I use fail2ban configured on my server, and I have it configured to aggressively block suspicious SMTP connections. It blocks a server for an hour after a single suspicious log message from that server, and the “did not issue MAIL/EXPN/VRFY/ETRN during connection to MTA” messages shown above, that are generated after Proofpoint or IronPort attempts and fails to initiate TLS and then disconnects, count as suspicious.
So while the fact that Proofpoint and IronPort don’t support modern TLS ciphers was the root cause of the issue, my server was exacerbating the problem by banning their IP address immediately after they tried to do TLS, so that they were then unable to reconnect and deliver the message without TLS.
The reason why the messages from these servers were eventually being delivered is that there’s sometimes a 1–2 second delay between when a suspicious log message appears and when fail2ban bans the associated server IP, and after trying over and over eventually the Proofpoint or IronPort managed to sneak in a successful message delivery during that short delay.
The solution, therefore, is to make fail2ban less aggressive about banning suspicious SMTP servers. However, if I do that, then my server is much more vulnerable to brute-force SMTP authentication attacks? What to do, what to do?
Maybe there’s another suspicious log message I can match against in the logs instead of the “did not issue MAIL/EXPN/VRFY/ETRN during connection to MTA” messages which are caused innocuously when a TLS connection fails? With just a little bit of digging I found these:
Nov 21 23:07:50 jik4 sendmail[58510]: 4AM47hXh058510: AUTH failure (LOGIN): authentication failure (-13) SASL(-13): authentication failure: checkpass failed, user=postmaster, relay=[109.172.142.229]
Wait a minute, why the heck isn’t fail2ban banning based on this message which is obviously, unambiguously a brute-force login attempt?
Well, you see, it turns out that I originally configured fail2ban to ban based on the “did not issue MAIL/EXPN/VRFY/ETRN during connection to MTA” messages way back in 2007 (like I said, I’ve been running my own mail server for a long time), and back in 2007, the “AUTH failure” log messages did note have the “relay=” at the end of them. That wasn’t added until release sendmail 8.14.4, which was released in December 2009 (I figured out which release this was added in by doing a binary search through all of the old sendmail source archives on ftp.sendmail.org).
Putting this all together:
- One root cause of the incoming email delivery issues is Proofpoint and IronPort being stupid about which TLS ciphers they support.
- A second root cause is my fail2ban configuration being too aggressive about banning suspicious SMTP servers, resulting in servers being banned for engaging in innocuous activities.
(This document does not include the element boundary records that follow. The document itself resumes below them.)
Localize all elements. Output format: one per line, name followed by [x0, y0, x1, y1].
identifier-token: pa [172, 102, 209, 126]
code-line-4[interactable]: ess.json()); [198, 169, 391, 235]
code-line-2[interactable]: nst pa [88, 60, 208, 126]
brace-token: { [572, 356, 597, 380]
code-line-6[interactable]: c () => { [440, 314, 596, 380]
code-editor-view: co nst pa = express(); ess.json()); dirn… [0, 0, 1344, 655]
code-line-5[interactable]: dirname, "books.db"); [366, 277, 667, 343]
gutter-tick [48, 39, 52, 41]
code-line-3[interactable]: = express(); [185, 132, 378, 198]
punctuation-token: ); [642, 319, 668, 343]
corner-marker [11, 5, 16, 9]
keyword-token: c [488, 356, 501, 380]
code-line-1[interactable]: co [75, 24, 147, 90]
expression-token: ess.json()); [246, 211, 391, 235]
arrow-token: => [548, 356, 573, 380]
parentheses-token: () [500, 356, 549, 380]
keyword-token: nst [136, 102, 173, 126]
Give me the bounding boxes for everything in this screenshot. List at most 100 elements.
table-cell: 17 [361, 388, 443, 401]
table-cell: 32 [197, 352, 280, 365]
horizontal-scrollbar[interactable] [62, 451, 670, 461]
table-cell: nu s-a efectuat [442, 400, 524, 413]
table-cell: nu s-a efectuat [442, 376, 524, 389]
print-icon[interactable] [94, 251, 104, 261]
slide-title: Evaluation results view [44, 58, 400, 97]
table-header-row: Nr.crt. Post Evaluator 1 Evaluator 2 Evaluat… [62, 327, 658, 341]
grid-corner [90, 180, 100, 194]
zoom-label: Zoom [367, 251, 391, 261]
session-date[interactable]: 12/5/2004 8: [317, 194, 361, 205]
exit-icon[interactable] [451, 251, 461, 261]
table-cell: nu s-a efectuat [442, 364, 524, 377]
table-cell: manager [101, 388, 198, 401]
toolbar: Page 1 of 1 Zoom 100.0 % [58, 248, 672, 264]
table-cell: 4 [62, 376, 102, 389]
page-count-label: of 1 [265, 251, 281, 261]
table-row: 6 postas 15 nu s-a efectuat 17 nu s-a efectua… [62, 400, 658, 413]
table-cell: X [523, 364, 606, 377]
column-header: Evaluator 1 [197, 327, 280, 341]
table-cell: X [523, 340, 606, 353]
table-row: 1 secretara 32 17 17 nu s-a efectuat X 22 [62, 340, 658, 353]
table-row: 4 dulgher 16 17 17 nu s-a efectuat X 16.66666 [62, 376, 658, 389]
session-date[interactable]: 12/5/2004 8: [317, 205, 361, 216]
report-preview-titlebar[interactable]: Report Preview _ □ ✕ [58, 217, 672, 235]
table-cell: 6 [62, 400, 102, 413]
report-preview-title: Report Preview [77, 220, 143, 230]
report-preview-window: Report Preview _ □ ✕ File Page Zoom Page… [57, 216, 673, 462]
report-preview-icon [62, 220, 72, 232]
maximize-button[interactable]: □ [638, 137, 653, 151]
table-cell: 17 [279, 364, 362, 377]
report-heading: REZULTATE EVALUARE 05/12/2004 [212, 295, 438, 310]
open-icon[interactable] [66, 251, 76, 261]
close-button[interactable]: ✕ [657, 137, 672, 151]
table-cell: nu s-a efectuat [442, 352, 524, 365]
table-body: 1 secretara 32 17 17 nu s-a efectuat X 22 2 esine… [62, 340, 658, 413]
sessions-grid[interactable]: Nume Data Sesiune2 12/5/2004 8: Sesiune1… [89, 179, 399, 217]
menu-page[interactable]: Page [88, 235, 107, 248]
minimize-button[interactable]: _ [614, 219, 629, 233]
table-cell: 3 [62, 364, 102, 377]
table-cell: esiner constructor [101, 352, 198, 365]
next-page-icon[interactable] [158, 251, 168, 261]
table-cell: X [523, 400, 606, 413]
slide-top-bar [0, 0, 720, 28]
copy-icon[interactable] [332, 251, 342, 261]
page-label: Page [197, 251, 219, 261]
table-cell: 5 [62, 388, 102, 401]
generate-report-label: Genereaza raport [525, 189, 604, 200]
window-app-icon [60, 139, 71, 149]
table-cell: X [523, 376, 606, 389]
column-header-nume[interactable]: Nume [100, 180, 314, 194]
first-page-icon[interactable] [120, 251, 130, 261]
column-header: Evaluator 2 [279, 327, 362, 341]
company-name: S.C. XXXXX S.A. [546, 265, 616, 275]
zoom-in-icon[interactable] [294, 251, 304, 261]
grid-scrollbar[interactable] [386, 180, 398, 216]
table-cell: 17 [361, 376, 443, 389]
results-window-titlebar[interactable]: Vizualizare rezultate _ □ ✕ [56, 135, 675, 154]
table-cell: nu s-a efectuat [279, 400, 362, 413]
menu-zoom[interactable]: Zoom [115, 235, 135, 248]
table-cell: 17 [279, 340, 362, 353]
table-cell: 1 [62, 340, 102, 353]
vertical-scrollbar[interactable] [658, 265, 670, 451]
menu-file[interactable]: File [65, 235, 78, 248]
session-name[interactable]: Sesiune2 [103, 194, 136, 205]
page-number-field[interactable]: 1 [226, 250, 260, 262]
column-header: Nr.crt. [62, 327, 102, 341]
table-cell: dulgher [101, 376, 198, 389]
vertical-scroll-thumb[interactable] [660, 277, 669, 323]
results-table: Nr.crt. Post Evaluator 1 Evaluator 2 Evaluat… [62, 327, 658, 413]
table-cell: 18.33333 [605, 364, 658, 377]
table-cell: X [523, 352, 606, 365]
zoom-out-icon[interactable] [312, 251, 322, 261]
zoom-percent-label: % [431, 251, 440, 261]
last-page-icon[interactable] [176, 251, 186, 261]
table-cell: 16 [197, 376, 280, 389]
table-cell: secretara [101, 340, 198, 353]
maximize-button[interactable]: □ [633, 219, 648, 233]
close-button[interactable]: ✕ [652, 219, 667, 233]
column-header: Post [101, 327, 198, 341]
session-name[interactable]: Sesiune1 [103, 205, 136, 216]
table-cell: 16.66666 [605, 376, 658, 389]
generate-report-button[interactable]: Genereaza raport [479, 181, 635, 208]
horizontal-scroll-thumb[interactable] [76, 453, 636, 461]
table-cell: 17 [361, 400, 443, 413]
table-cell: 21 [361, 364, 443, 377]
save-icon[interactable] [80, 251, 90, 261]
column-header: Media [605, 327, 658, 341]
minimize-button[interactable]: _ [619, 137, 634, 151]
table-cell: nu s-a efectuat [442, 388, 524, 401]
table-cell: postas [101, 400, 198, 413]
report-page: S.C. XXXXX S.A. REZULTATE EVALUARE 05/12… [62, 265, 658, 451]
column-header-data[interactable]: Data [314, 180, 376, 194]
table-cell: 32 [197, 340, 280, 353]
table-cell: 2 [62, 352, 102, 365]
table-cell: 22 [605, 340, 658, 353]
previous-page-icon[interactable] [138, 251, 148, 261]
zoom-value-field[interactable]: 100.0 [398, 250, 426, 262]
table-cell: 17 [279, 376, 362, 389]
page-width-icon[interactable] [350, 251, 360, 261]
- Configuring sendmail to accept more TLS ciphers is the wrong solution.
- The right solution, which I’ve implemented, is to make fail2ban more selective about which log messages it considers suspicious, so it won’t ban the Proofpoint and IronPort servers for failing to initiate a TLS connection.
See, now, this is actually one of the reasons I love running my own mail server: there is immense satisfaction in getting to the bottom of one of these problems and successfully solving it.